トリプル療法は増悪を二剤より減らし、320µgブデソニドはLAMA/LABAより死亡も減らす(用量依存)― ETHOS
Rabe. トリプル療法は増悪を二剤より減らし、320µgブデソニドはLAMA/LABAより死亡も減らす(用量依存)― ETHOS(Triple Therapy at Two Glucocorticoid Doses in COPD (ETHOS)). N Engl J Med 2020;383(1):35-48.(DOI: 10.1056/NEJMoa1916046 / PMID: 32579807 / NCT02465567)

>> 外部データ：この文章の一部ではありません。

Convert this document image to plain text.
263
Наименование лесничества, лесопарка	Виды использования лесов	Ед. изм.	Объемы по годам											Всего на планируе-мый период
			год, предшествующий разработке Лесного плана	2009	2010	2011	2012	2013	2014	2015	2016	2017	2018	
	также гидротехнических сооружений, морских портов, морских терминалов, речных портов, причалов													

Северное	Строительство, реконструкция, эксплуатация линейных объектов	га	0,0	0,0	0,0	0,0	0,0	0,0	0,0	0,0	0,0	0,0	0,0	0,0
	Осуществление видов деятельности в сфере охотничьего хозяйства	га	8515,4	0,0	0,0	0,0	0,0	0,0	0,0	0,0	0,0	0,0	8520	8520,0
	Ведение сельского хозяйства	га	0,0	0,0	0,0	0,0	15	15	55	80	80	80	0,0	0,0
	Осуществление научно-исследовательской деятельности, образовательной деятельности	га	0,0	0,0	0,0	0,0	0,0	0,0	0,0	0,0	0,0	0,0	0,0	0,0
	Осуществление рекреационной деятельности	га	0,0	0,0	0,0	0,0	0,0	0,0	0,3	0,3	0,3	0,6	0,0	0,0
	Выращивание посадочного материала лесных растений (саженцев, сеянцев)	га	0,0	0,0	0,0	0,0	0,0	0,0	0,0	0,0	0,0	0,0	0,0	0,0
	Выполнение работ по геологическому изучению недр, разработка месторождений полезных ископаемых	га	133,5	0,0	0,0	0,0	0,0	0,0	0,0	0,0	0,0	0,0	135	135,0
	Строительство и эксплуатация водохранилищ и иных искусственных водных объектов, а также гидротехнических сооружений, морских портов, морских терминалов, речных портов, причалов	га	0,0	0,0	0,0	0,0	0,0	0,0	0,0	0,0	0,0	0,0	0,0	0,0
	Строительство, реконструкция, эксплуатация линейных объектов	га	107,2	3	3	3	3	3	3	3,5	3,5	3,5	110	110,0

増悪歴のある中等度〜最重症COPD 8,509人を、ブデソニド/グリコピロニウム/ホルモテロール(トリプル、ブデソニド320µg=BGF320 と160µg=BGF160)vs グリコピロニウム/ホルモテロール(LAMA/LABA=GFF)vs ブデソニド/ホルモテロール(ICS/LABA=BFF)の4群に無作為化(1日2回、52週)。主要評価の中等度/重度の年間増悪率は、両用量のトリプルが両二剤に優越(BGF320 vs LAMA/LABAで24%減)。さらに320µgトリプルはLAMA/LABAより全死亡が低く(完全な生死追跡でも頑健=ICS急中止だけでは説明されず)、160µgでは死亡の有意差なし=用量依存。ICS含有で肺炎が増加。IMPACTと併せ「反復増悪のCOPDでトリプルは増悪を減らし、十分量のICSを含むトリプルは死亡も減らしうる」を裏づけた。